Ela prendeu a respiração por algum tempo, sem saber exatamente o porquê. Uma tensão repentina começava a tomar conta da morena, mas ela não se permitiria ficar tensa ou nervosa, não quando eles começavam a achar as chaves. Uma pontada de insegurança a atingiu por algum motivo que a mesma não saberia explicar. Talvez porque suas ideias estivessem começando a evaporar. Mas se recusava a admitir aquilo para si mesma. Ela não deixaria aquele sentimento permanecer e tomar conta dela, não poderia. Estavam indo bem, bastava manter-se relaxada e deixar o cérebro funcionar. Não seja idiota, Starkweather. Disse internamente, afastando da cabeça aqueles pensamentos que começavam deixá-la apreensiva e se concentrou no feitiço que havia acabado de fazer. É só se concentrar no seu objetivo. Você vai conseguir. Disse para si mesma por fim, soltando o ar e voltando sua atenção para o muro de pedra, esperando que alguma coisa acontecesse.
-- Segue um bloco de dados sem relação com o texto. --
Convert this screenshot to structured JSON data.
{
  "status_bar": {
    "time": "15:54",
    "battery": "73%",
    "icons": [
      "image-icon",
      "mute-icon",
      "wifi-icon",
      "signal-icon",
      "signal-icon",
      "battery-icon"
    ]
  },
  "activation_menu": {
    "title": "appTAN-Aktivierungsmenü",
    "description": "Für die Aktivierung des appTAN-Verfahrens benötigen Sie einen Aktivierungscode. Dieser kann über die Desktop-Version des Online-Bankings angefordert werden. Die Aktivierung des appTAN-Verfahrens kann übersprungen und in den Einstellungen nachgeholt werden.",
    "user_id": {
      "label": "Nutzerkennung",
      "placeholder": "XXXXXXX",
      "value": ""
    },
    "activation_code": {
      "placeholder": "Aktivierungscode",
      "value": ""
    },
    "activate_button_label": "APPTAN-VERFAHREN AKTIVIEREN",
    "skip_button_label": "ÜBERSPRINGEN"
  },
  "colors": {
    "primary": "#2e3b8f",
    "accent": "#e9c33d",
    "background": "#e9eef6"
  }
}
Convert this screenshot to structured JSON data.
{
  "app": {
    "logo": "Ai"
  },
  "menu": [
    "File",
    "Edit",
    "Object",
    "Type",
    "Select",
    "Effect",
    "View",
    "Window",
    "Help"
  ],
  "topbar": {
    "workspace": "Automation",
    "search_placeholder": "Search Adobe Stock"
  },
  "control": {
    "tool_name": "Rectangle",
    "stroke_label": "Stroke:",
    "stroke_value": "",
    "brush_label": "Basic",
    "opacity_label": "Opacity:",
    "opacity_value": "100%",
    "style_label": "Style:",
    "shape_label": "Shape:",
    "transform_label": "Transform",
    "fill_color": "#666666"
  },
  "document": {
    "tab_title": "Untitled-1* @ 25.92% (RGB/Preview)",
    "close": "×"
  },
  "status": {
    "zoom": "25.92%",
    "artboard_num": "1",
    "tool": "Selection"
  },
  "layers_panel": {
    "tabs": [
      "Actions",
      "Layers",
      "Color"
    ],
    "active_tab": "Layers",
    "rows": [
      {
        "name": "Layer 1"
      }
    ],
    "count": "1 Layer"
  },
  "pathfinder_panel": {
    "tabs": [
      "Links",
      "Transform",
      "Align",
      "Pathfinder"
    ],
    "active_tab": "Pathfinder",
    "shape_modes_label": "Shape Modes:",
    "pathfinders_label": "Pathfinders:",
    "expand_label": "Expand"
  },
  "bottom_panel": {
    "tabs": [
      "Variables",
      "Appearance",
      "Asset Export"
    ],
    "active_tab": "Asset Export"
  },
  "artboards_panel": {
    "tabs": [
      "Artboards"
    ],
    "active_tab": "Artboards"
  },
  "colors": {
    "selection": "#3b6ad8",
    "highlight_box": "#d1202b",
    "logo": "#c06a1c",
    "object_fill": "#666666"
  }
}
Seguindo Sugar até o paredão de pedra e torcendo pra dar certo, Lutz sentia seu tênis afundar na areia e não deixou de fazer uma analogia com suas esperanças se aquilo desse errado. Sabia da capacidade dos competidores, e precisavam adiantar para andar mais rápido. Quando se aproximaram do local, e a garota por algum motivo hesitou a fazer o feitiço, Lutz soube que havia algo errado. A mesma ardência nas costas que havia sentido quando bateu as costas no tronco estava lá, assim como a sensação de estar sendo observado. Foi quando começou a ouvir um barulho que fez os pelos da sua nuca se arrepiarem, e se virou para frente subitamente, alerta a alguma possível peça da arena. O que ele não esperava era receber, repentinamente, uma flechada no braço. Apertou os dentes um contra o outro, ignorando o objeto alojado ali e a dor, e lançou um feitiço de escudo para os dois. Com a varinha ainda em punhos, tirou a flecha do braço. Era pequena e não tinha ido muito fundo. Foi quando ele ouviu novamente o som, e muito mais claramente. Os coqueiros se transformaram em uns bichinhos esquisitos e o garoto franziu a sobrancelha. Já havia visto alguns deles anos atrás, com o pai, mas não lembrava o que eram. Seu primeiro instinto foi lançar um feitiço imobilizante neles. “Petrificus Totalus!” Gritou, mirando no que estava mais perto deles. Mas eram quatro, e o seu feitiço escudo estava começando a fraquejar. Ele esperava conseguir acertar o feitiço corretamente em todos, mas não deu certo e o feitiço escuro se desfez. Acabaram tendo que se desviar de algumas flechas, como num jogo de baleado. Foi quando uma ideia melhor surgiu em sua mente. Era muito melhor desestabilizar o solo onde eles estavam primeiro, para depois derrotá-los. Por isso, repassou mentalmente alguns feitiços que seriam úteis. Poderia endurecer toda aquela região do solo com Duro, o feitiço para endurecer superfícies e torná-las polidas como mármore, para depois fazer uma cratera ali e todos caírem dentro. Quando estivessem ali, levitaria com Wingardium Leviosa os arcos e levaria para longe deles.
“Duro!” murmurou, fazendo toda a areia ao redor das criaturinhas se tornarem duras e lisas como um mármore encerado. Logo depois balançou a varinha, fazendo um grande buraco aparecer na frente deles e engolir todas as criaturas. “Wingardium Leviosa!”, murmurou, fazendo os arcos virem até eles. Afinal, eles poderiam estar transfigurados como a corrente.